The Hinckley location will close Wednesday, April 14, and services will be suspended until the new location is reopened. Bowers said the plan is to reopen somewhere closer to Day One’s other resources farther south, although the specifics of the new location have not been announced.

Damien Larochelle, 17, of Hermon has returned home after spending a year dealing with substance abuse and recovery. Larochelle spoke from his home Friday after he completed a six month residential program with Day One Hinckley House in Hinckley. Rich Abrahamson/Morning Sentinel Buy this Photo

The staffing shortage that led to the closure is not unique to Day One, Bowers said, but because the facility is so far from the nonprofit’s other locations, it has been particularly difficult to manage.

Day One offers a variety of services to people across Maine, including medication management, outpatient counseling, services to youth experiencing homelessness, and residential programs like the one at Hinckley. The agency also provides services to youths at Long Creek Youth Development Center. It serves over one thousand people annually and focuses on providing holistic care.

Last October, Day One merged with another organization, Smart Child and Family Services, which focused on youth but also treated adults.


“We brought those agencies together realizing that when you’re dealing with addiction in young people, you quickly realize that it’s a multi-generational issue — so there’s a lot of family work that goes on with it, there’s a lot of trauma associated with it,” Bowers said. “Bringing the two agencies together brought capabilities that could better address those broader needs.”

Damien Larochelle, 17, graduated from the residential program at the Hinckley center Tuesday and spoke highly of Day One.

“It’s been a lifeline for a lot of kids,” Larochelle said. “It was great there. We got to go out and do stuff, and Day One helped us build up structure for when we get out so we don’t go back to doing whatever we were doing.”

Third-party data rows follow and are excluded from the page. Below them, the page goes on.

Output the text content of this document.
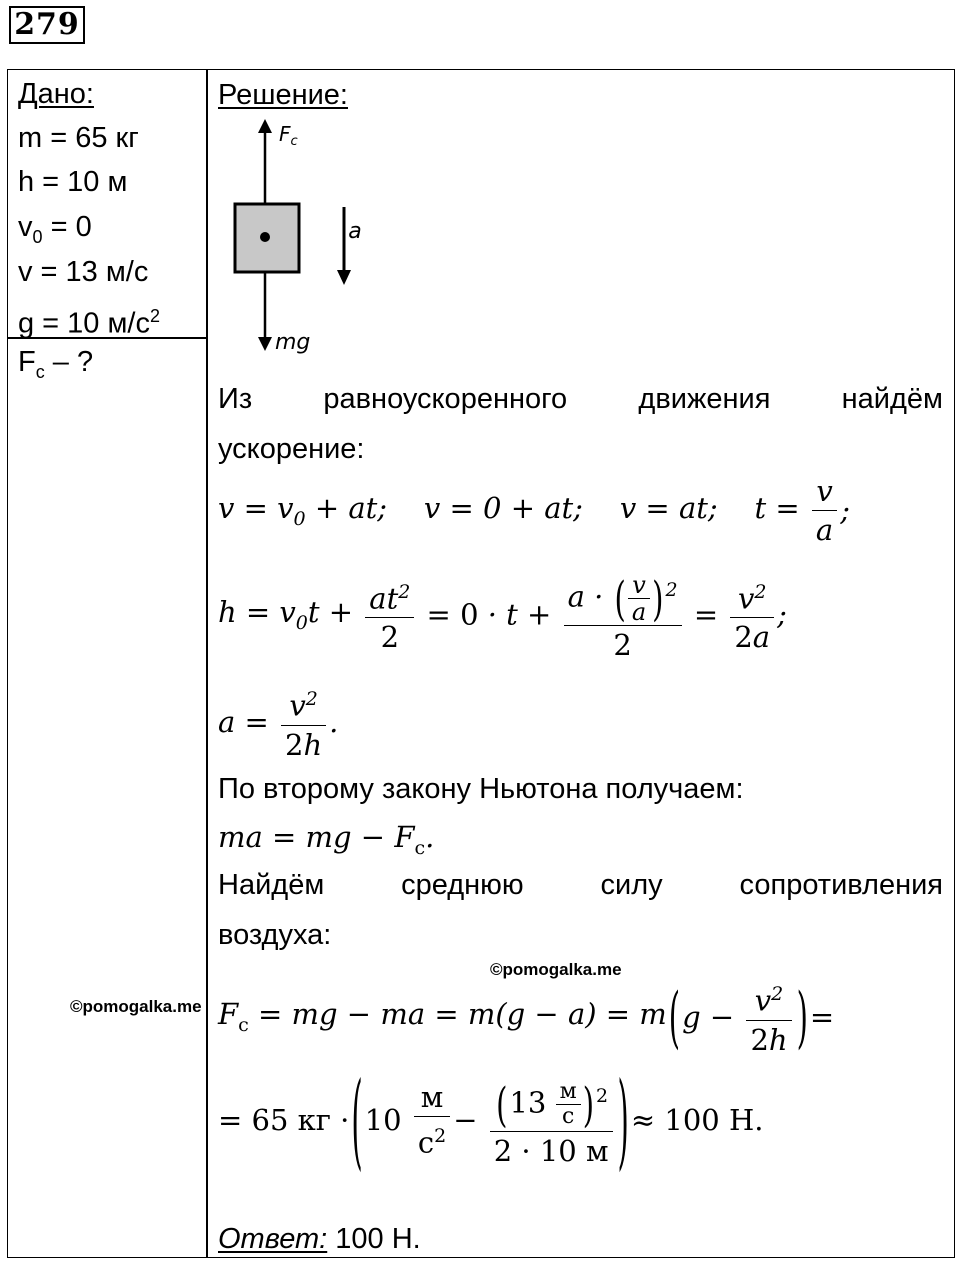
279
Дано:
m = 65 кг
h = 10 м
$v_0 = 0$
v = 13 м/с
g = 10 $м/с^2$
$F_с$ – ?
Решение:
$F_с$
a
mg
Из равноускоренного движения найдём
ускорение:
$v = v_0$ + at;    v = 0 + at;    v = at;    $t = \frac{v}{a}$ ;
$h = v_0t + \frac{at^2}{2} = 0 \cdot t + \frac{a \cdot ( \frac{v}{a} ) ^2}{2} = \frac{v^2}{2a}$ ;
$a = \frac{v^2}{2h}$ .
По второму закону Ньютона получаем:
ma = mg − $F_с$.
Найдём	среднюю	силу	сопротивления
воздуха:
©pomogalka.me
©pomogalka.me $F_с$ = mg − ma = $m(g - a) = m(g - \frac{v^2}{2h}$ )=
= 65 кг $\cdot(10 \frac{м}{с^2} - \frac{(13 \frac{м}{с} ) ^2}{2 \cdot 10 м}$ )≈ 100 Н.
Ответ: 100 Н.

Damien Larochelle, 17, of Hermon has returned home after spending a year dealing with substance abuse and recovery. Larochelle, pictured at this home in Hermon, completed a six month residential program with Day One Hinckley House in Hinckley. Rich Abrahamson/Morning Sentinel Buy this Photo

Larochelle came to Day One after struggling with substance use and spending time at Long Creek Youth Development Center. He realized that he was hurting the people in his life and wanted to make a change.

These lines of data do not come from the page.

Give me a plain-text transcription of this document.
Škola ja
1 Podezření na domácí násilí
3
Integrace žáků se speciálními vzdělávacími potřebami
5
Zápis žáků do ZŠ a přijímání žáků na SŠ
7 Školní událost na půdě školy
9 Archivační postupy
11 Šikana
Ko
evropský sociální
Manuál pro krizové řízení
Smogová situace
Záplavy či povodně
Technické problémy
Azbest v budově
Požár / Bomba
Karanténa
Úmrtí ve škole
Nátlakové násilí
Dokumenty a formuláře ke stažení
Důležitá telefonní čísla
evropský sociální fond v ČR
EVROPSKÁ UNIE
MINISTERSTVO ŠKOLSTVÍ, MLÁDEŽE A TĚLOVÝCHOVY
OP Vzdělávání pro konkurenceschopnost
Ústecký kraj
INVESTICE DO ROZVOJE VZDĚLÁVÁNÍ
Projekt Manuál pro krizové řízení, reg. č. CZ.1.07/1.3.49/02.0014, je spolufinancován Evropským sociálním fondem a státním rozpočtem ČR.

“I wanted to get out of Long Creek because I’ve been there so many times and it’s just not the place for me,” Larochelle said. “I knew it was time to get my life together because I was hurting the relationships I love. I was stealing from people. I was doing a bunch of stuff that I normally wouldn’t do.”

Day One helped him with life skills, Larochelle said, and he appreciated that the kids had more freedom than in other youth rehab programs. They could go out into the community with staff members, and he had good relationships with a lot of the staff.


Now that he has completed the program, he is living in Hermon with his grandfather and is looking forward to an upcoming job interview. Before Day One, he said, he never would have imagined that this would be in his future.

“They’ve given me all the skills I need and set me up for a whole new life,” Larochelle said.

Day One CEO Greg Bowers at Day One’s Hinckley House in Hinckley on Friday. The organization is closing the Hinckley location on Wednesday. Rich Abrahamson/Morning Sentinel Buy this Photo

The residential program at the Hinckley location is a six-month program for boys who are usually between 14 and 18 years old, and is one of the more intensive programs that Day One offers. There is an equivalent program for girls in New Gloucester. Because of the length of the program, Day One partnered with a school district to have local teachers educate the students at the program, although the teachers still work for the district, not as Day One employees.

The pandemic has created an even greater need for the services that Day One offers.

“You have huge shifts in the environment. You have COVID-19 and the pandemic, which has isolated kids, isolated families, and has really created a mental health and substance use crisis, and that’s becoming more and more evident,” Bowers said.

The residential services such as those offered at Hinckley are closely aligned with the juvenile justice system, Bowers said. As that system sees reform, it’s important to reevaluate the care that Day One offers.

To Day One, a large part of that is finding ways to keep kids in their communities and provide care to them in that environment. And when it comes to reimagining care, it has to include things such as housing, education and job opportunities.

“The evidence is clear that outcomes are better when you’re treating youth that are with their families and their home communities,” Bowers said. “And I think that the reform that’s going on is really necessary and really positive. Kids shouldn’t be treated at institutions. And institutions shouldn’t be used as an alternative to care when that care doesn’t exist in the community, and that’s often the case or has been the case historically.”